Ask HN: Do I must have a preferred programing language? - itamarb

Currently I'm developing in Java,C# and Python, and I like all languages. I keep hearing useless debates about which language is better. Is it ok to enjoy all language and apperciate them? or it's like cheering up several sports teams?
======
gregjor
Yes, you have to pick one and make fun of all the others. Apparently you
didn't get the card in the mail.

Seriously language wars are silly. I've used lots of languages in my career.
Every language has its joys and quirks. Arguing about languages is a silly
waste of time. I compare it to amateur vs. professional photographers:
amateurs talk about cameras and equipment. Professionals study light and
composition and take photographs. Amateur programmers talk about tools and
languages. Professionals write good code in whatever language is required or
best for the job. You won't be able to pick the language most of the time if
you plan to work for money, so get used to learning new languages and
appreciating them for what they are.

------
mechanical_fish
Are you're saying it's wrong to cheer for several sports teams? ;)

Of course you can love all languages, just as you can love all foods, love all
cities, love all... well, you get the picture.

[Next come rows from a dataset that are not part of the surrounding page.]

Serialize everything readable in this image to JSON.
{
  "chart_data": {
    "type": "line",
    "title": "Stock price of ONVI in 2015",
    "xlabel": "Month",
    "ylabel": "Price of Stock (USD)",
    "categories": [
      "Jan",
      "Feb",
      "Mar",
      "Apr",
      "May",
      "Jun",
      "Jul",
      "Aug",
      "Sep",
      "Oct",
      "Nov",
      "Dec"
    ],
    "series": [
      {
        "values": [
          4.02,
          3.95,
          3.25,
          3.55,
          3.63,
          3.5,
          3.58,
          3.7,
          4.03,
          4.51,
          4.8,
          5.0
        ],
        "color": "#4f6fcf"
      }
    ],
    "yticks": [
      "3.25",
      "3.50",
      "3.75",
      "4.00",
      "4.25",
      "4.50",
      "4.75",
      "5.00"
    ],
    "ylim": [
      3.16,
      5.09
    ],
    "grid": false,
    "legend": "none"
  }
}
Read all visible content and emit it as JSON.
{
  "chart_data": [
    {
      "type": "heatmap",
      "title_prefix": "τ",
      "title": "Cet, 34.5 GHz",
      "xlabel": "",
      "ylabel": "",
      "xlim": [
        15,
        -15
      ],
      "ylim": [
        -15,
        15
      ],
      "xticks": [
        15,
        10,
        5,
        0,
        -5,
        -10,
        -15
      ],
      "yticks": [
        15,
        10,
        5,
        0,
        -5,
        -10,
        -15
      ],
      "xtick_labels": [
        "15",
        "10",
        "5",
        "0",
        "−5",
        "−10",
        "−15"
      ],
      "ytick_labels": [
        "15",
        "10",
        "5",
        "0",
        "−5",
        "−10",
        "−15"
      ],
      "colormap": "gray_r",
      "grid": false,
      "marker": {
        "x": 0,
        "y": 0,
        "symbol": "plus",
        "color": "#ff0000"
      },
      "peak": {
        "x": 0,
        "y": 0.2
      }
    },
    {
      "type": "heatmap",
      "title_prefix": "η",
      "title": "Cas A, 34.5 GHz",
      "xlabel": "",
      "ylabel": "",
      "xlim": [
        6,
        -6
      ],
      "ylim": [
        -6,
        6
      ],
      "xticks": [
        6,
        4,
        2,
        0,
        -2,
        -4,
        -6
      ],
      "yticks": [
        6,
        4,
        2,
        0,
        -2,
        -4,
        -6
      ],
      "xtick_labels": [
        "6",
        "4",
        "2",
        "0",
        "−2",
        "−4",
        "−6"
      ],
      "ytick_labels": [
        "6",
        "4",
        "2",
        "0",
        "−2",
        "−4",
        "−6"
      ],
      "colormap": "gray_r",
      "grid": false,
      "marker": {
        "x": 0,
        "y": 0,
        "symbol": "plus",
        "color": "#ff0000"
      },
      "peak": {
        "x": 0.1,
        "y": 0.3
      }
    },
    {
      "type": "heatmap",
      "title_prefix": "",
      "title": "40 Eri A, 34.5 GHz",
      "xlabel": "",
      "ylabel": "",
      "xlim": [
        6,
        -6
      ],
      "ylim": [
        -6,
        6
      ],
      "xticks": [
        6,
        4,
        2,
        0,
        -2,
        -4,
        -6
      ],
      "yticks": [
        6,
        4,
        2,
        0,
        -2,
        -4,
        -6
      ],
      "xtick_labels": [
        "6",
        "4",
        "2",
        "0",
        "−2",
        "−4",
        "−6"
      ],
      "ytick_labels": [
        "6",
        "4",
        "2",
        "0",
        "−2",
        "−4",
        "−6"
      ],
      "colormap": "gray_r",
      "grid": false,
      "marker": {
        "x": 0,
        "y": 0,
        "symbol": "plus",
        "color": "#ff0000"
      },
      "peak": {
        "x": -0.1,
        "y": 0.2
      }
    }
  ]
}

Admittedly, some languages are harder to love than others, but all the ones
with more than fifty users are doing _something_ right, even if it's just
"running the critical software we wrote fifty years ago and don't have time to
port"

And, as with sports teams, sometimes circumstances dictate that you declare
your fanaticism for the local team and discreetly remain silent about any
other teams.

------
madhouse
For a long time, I've held the opinion that once one learns to write programs,
the choice of language dims away, it's just a codification of the program. One
should use whichever is most appropriate for the task, and whichever he's most
comfortable with.

Thus, knowing more languages, and actually enjoying most of them, with little
to no bias, is a good trait to have, in my opinion.